When asked to respond to the submissions made by the defense, Chief Prosecutor Brenda J. Hollis told the Court that the “accused has made a deliberate election not to file a final trial brief.”
Ms. Hollis added that to allow the accused to file final briefs only when conditions are appropriate for him will, “in effect, let him sit in the middle of the courtroom and run the trial.”
“He has no such right. No accused has such a right,” Ms. Hollis added.
Mr. Griffiths on his part responded, “Mr. Taylor is not seeking to control these proceedings. He is seeking, instead, to get a fair trial.”
The judges adjourned briefly to deliberate on the matter. When court resumed, the judges issued a majority ruling, with Justice Julia Sebutinde dissenting.
In the ruling, which did not say in clear terms whether and when the defense were to file their final brief, the judges, by majority said, “The majority of the Trial Chamber, Justice Sebutinde dissenting, consider that they have not heard submissions that causes the Trial Chamber to review or amend the original orders rendered on 22 October 2010.”
The order of October 22, 2010 required all parties to submit final trial briefs by January 14, 2011.

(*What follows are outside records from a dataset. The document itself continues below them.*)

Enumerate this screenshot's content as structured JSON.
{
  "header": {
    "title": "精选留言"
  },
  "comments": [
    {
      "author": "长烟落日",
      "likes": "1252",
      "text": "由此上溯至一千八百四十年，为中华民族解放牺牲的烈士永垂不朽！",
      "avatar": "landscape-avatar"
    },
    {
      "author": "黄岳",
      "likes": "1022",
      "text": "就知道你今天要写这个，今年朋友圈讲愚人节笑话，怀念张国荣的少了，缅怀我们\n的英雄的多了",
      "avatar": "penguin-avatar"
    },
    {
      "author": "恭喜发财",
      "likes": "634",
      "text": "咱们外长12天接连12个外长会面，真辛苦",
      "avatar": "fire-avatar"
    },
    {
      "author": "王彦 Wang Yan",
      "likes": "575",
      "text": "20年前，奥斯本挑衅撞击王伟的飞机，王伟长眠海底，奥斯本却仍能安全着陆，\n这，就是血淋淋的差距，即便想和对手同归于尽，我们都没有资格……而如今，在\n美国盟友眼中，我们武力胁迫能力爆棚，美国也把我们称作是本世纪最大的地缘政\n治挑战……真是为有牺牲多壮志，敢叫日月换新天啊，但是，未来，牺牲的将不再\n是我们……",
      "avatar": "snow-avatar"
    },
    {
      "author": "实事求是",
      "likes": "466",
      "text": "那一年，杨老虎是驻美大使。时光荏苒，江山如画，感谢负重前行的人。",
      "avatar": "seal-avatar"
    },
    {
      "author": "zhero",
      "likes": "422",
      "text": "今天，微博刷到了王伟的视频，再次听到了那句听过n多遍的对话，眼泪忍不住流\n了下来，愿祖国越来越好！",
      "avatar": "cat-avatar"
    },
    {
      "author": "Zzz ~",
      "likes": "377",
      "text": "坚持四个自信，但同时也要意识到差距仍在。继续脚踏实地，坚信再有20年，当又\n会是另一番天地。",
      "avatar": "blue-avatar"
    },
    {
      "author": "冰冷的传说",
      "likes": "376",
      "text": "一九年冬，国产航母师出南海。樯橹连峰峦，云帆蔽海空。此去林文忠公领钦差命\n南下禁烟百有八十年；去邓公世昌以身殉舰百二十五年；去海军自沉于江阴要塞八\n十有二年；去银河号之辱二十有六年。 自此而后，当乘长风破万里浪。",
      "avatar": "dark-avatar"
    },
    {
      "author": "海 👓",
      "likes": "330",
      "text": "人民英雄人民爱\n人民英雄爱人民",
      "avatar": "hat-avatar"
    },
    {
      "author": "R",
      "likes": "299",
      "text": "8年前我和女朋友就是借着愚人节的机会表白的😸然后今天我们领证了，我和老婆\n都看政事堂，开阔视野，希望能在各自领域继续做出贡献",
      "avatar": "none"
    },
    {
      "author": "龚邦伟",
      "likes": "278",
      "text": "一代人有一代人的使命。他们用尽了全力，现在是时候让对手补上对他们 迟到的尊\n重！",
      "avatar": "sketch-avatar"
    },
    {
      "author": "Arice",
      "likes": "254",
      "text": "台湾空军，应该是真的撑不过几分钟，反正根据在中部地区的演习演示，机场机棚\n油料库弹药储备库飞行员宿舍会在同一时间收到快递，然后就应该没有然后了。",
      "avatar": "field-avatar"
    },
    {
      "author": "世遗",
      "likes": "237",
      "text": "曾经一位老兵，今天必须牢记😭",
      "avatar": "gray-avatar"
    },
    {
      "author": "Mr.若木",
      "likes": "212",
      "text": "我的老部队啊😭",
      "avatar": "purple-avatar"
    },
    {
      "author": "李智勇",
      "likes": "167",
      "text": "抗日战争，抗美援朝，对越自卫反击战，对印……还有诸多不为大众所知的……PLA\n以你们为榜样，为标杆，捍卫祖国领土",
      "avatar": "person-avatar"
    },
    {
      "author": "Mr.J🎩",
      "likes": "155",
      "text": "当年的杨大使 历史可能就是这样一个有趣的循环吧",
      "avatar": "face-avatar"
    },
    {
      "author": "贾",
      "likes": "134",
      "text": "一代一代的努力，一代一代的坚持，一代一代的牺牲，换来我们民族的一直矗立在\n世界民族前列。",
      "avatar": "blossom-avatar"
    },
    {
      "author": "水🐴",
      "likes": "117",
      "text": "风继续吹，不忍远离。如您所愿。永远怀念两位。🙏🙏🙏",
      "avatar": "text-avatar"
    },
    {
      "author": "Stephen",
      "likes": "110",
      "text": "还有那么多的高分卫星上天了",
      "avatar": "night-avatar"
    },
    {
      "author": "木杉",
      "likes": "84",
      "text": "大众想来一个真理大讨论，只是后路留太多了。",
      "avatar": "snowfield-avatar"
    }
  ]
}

The judges added, “The outstanding appeals and motions referred to were filed after the Defence closed its case, at a time when the Trial Chamber expected that the Defence would be preparing its final brief.”
“The decisions on outstanding motions and appeals may call for further orders to be made in relation to the presentation of the Defence case and in the interests of a fair trial. But the Trial Chamber emphasises that any such orders will be made by the Trial Chamber and not by Mr Taylor. Mr Taylor does not have the option of obeying or disobeying court orders as he sees fit,” the judges added.
In her dissenting opinion, Justice Sebutinde said, “For me, it would not be fair to ask the defendant to wrap up his defence when there are issues on the table of the judges that we have not been able to deal with yet. In other words, the ball is in the court – is in the court of the Court, so to speak.”
“In my view, it is not unreasonable for Mr Taylor to say to the judges, ‘I will file a trial brief as soon as you give me the judgments or the decisions that I’m waiting for.’ On the other hand, what we are saying to Mr Taylor is, ‘File a piecemeal final brief in your defence,'” she added.
The Presiding Judge, Justice Doherty, then adjourned proceedings until February 8, 2011 when closing arguments will commence.